An IV infusion therapist and registered nurse, Wilson managed a 120-bed treatment facility at the height of the Ebola epidemic in Foya, Liberia, a town on the border with Ebola-ravaged Sierra Leone and Guinea. Under the aegis of Physicians without Borders, she worked closely with a team of nurses (Liberian nationals), implementing an IV therapy protocol to 60 to 80 patients each day. Grim progress during her stay was measured in a patient death rate that declined from 90% to 65%. The good news: no new Ebola patients have emerged in the clinic’s environs since it closed on December 10. In that locale, the trajectory of the virus, she told the students, has run its course.
A registered nurse who lives in Lenox and works for the Berkshire Visiting Nurse Association, Wilson did previous relief work in Haiti and Chad. She is earning a nursing degree at UMass Amherst to complement her first nursing degree, from the Waikato Institute of Technology in her native New Zealand.
“Debbie’s presentation left an indelible mark on us all,” observes Professor Nagurney, who is John F. Smith Memorial Professor of Operations Management at Isenberg. “She demonstrated how one person can change the world. And she made a difference in this course, which prepares students to act decisively in human crises like storms and earthquakes, food shortages, financial contagions, and pandemics.”
In Praise of Logistics
Through her own photos, Wilson illustrated the daunting logistical challenge of erecting and supplying the makeshift tent complex and its infrastructure that was her workplace for six weeks.
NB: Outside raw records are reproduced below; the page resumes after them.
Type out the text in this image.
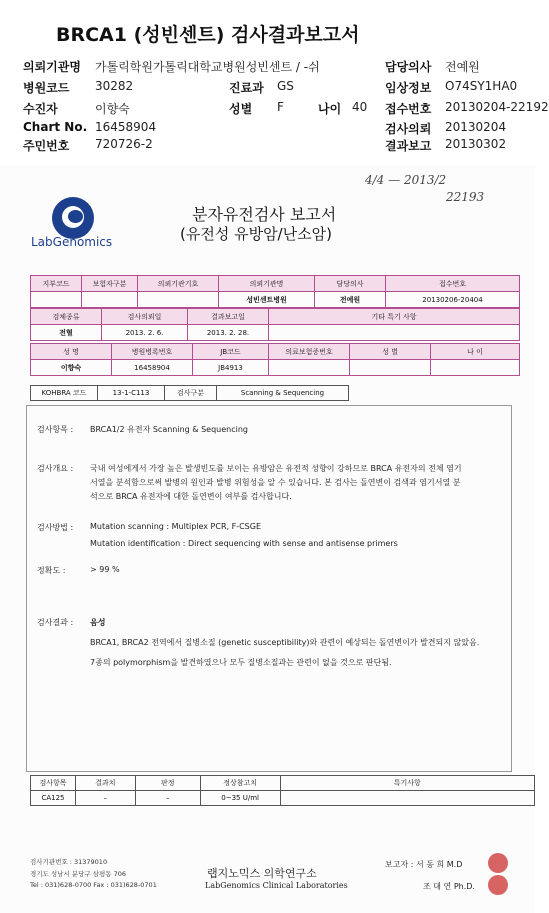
BRCA1 (성빈센트) 검사결과보고서
의뢰기관명 가톨릭학원가톨릭대학교병원성빈센트 / -쉬	담당의사 전예원
병원코드 30282	진료과 GS	임상정보 O74SY1HA0
수진자	이향숙	성별 F	나이 40 접수번호 20130204-22192
Chart No. 16458904	검사의뢰 20130204
주민번호 720726-2	결과보고 20130302
4/4 — 2013/2
22193
LabGenomics
분자유전검사 보고서
(유전성 유방암/난소암)
지부코드	보험자구분	의뢰기관기호	의뢰기관명	담당의사	접수번호
			성빈센트병원	전예원	20130206-20404
검체종류	검사의뢰일	결과보고일	기타 특기 사항
전혈	2013. 2. 6.	2013. 2. 28.	
성 명	병원병록번호	JB코드	의료보험증번호	성 별	나 이
이향숙	16458904	JB4913			
KOHBRA 코드	13-1-C113	검사구분	Scanning & Sequencing
검사항목 : BRCA1/2 유전자 Scanning & Sequencing
검사개요 : 국내 여성에게서 가장 높은 발생빈도를 보이는 유방암은 유전적 성향이 강하므로 BRCA 유전자의 전체 염기
서열을 분석함으로써 발병의 원인과 발병 위험성을 알 수 있습니다. 본 검사는 돌연변이 검색과 염기서열 분
석으로 BRCA 유전자에 대한 돌연변이 여부를 검사합니다.
검사방법 : Mutation scanning : Multiplex PCR, F-CSGE
Mutation identification : Direct sequencing with sense and antisense primers
정확도 :	> 99 %
검사결과 : 음성
BRCA1, BRCA2 전역에서 질병소질 (genetic susceptibility)와 관련이 예상되는 돌연변이가 발견되지 않았음.
7종의 polymorphism을 발견하였으나 모두 질병소질과는 관련이 없을 것으로 판단됨.
검사항목	결과치	판정	정상참고치	특기사항
CA125	–	–	0~35 U/ml	
검사기관번호 : 31379010
경기도 성남시 분당구 삼평동 706
Tel : 031)628-0700 Fax : 031)628-0701
랩지노믹스 의학연구소
LabGenomics Clinical Laboratories
보고자 : 서 동 희 M.D
조 대 연 Ph.D.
Medical supplies and equipment were flown in from Geneva and initially trucked and rowed in from Guinea. Following precise guidelines, a plastic mesh fence and ten meters separated the tent housing patients from the rest of the complex. Twice each day, before entering the treatment tent, Wilson and her coworkers dawned bulky suits, including double sets of gloves and goggles, and submit to a head-to-foot chlorine spray [the outfit a life-saving evil in the 100 degree heat].
“I think I’m alive because of the hygienists,” noted Wilson, whose job description expanded to delivering babies, running the clinic’s pharmacy, and “schlepping boxes.” Each day, the hygienists would remove bodies to a makeshift morgue. Daily medical wastes were incinerated in a pit. The clinic drew its water supply from a local river, storing thousands of gallons in an elephant size transparent pouch.
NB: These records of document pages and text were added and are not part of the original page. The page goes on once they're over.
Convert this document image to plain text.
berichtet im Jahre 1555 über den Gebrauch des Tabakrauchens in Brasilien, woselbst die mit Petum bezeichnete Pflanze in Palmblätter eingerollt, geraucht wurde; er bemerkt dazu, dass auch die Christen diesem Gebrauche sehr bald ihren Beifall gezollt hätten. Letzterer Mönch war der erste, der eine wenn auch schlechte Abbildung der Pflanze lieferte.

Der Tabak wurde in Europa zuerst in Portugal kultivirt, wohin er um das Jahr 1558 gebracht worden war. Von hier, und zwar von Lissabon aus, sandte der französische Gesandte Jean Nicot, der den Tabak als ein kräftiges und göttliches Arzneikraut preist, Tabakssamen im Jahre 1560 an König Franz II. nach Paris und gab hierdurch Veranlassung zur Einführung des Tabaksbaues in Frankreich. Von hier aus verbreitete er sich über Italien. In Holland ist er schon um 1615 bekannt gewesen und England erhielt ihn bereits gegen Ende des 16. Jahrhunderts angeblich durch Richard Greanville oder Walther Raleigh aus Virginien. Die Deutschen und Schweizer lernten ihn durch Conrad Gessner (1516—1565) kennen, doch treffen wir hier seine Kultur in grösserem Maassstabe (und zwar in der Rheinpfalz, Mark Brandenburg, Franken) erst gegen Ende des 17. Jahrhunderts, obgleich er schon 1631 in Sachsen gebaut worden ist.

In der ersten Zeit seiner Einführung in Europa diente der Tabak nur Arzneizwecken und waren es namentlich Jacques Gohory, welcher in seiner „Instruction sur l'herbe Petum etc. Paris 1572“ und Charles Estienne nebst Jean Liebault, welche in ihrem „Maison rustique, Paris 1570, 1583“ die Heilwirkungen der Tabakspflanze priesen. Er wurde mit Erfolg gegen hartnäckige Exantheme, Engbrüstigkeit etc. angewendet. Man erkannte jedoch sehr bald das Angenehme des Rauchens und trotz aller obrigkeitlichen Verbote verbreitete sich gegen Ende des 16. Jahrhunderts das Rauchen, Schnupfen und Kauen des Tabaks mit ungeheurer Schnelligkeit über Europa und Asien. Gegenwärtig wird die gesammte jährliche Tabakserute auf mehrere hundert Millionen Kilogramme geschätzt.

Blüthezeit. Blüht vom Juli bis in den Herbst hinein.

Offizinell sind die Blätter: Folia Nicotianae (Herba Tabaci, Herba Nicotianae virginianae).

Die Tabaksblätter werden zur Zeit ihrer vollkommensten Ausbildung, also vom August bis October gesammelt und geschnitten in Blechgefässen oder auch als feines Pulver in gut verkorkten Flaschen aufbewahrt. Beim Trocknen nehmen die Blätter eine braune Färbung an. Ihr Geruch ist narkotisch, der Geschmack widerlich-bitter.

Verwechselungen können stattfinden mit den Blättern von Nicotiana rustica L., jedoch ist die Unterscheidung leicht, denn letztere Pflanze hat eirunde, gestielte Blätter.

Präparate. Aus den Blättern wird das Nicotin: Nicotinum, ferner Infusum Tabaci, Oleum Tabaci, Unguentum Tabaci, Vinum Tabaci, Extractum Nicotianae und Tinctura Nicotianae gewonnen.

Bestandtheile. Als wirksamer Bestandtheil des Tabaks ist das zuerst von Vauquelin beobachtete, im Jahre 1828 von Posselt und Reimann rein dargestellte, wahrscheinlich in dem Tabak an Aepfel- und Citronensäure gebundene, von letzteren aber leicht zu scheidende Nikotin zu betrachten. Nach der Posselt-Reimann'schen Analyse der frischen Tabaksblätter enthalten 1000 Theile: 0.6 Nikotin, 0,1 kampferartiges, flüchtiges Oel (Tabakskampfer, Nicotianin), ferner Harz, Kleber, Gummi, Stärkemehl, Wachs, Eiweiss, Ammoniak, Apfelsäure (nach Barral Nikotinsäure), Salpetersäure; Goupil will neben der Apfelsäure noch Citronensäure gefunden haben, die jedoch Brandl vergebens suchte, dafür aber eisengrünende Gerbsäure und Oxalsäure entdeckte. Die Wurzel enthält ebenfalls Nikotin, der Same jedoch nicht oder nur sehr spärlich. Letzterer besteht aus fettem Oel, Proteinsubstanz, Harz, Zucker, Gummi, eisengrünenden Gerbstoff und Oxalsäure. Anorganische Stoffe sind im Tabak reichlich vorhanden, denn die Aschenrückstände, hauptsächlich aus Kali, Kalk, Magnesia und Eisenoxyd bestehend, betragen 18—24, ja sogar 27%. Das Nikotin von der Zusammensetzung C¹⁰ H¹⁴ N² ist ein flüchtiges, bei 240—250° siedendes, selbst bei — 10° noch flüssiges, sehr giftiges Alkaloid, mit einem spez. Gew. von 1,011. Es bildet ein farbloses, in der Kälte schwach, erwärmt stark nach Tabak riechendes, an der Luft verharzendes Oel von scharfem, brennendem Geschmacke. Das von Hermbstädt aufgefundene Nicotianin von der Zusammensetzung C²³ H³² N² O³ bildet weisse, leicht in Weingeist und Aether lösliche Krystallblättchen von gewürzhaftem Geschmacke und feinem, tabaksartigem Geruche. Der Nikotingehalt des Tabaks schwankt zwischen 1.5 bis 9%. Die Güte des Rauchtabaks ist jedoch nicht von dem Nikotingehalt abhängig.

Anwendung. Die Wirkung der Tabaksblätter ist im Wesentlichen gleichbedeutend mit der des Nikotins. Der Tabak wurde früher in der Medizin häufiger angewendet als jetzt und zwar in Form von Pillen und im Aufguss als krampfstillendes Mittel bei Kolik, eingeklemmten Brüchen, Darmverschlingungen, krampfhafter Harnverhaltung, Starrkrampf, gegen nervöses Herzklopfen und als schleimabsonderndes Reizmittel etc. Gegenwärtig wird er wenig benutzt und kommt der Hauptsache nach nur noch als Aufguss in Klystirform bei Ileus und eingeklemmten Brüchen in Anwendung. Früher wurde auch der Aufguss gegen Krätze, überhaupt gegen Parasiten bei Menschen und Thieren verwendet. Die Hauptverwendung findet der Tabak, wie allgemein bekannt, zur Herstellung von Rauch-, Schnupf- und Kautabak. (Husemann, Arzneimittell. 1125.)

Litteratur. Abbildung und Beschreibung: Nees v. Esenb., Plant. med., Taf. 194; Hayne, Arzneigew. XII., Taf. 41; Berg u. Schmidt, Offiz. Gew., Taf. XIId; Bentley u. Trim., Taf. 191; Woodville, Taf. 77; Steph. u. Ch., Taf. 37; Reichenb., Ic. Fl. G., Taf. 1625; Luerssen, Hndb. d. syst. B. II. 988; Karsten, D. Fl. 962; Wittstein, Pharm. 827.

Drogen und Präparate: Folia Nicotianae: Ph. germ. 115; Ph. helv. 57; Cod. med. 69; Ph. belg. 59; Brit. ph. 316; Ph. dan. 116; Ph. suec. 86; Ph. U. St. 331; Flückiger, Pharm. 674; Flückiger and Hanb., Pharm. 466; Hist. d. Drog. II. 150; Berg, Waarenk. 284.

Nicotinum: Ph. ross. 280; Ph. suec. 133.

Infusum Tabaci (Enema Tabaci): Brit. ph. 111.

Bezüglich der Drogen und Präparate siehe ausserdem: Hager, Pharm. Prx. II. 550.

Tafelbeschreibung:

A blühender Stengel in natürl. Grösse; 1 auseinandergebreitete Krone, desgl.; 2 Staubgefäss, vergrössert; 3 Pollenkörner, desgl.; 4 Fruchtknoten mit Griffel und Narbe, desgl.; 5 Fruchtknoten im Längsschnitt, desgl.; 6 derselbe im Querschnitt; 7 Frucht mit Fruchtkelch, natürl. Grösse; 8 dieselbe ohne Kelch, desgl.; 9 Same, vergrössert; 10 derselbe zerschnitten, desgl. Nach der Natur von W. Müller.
Early on, the medical workers waited days to have blood samples analyzed off site. That changed dramatically “when the logs set up a helicopter pad, and brought in lab equipment and a European lab team,” Wilson recalls. “That reduced test results to less than five hours.”
Cultural challenges were no less critical, emphasized Wilson. In disseminating preventive and restorative medicine, returning survivors to their homes, and disposing of the dead, outreach and social teams initially encountered resistance in the villages. “At first, when we returned survivors to their homes, they were rejected by their communities,” she told the students. “When we removed bodies from villages, some of their inhabitants thought we were spraying with Ebola itself. Others thought that the disease wasn’t real or that it was a plot by the West.” Much of the population, she explained, remained suspicious of anything espoused by the Liberian government—a legacy of the atrocities of the former president, Charles Taylor.
Americans, she added, have no monopoly on rationality. Witness the excessive confinement and less than welcoming treatment, fueled by politicians, of returning Ebola workers to the United States.
Back in Liberia, Wilson and her colleagues made headway by enlisting those whom they had helped cure to help forge relationships with the village chiefs. Local progress aside, “the public healthcare infrastructure has been destroyed,” she lamented. “The international community must step up in support of these countries.”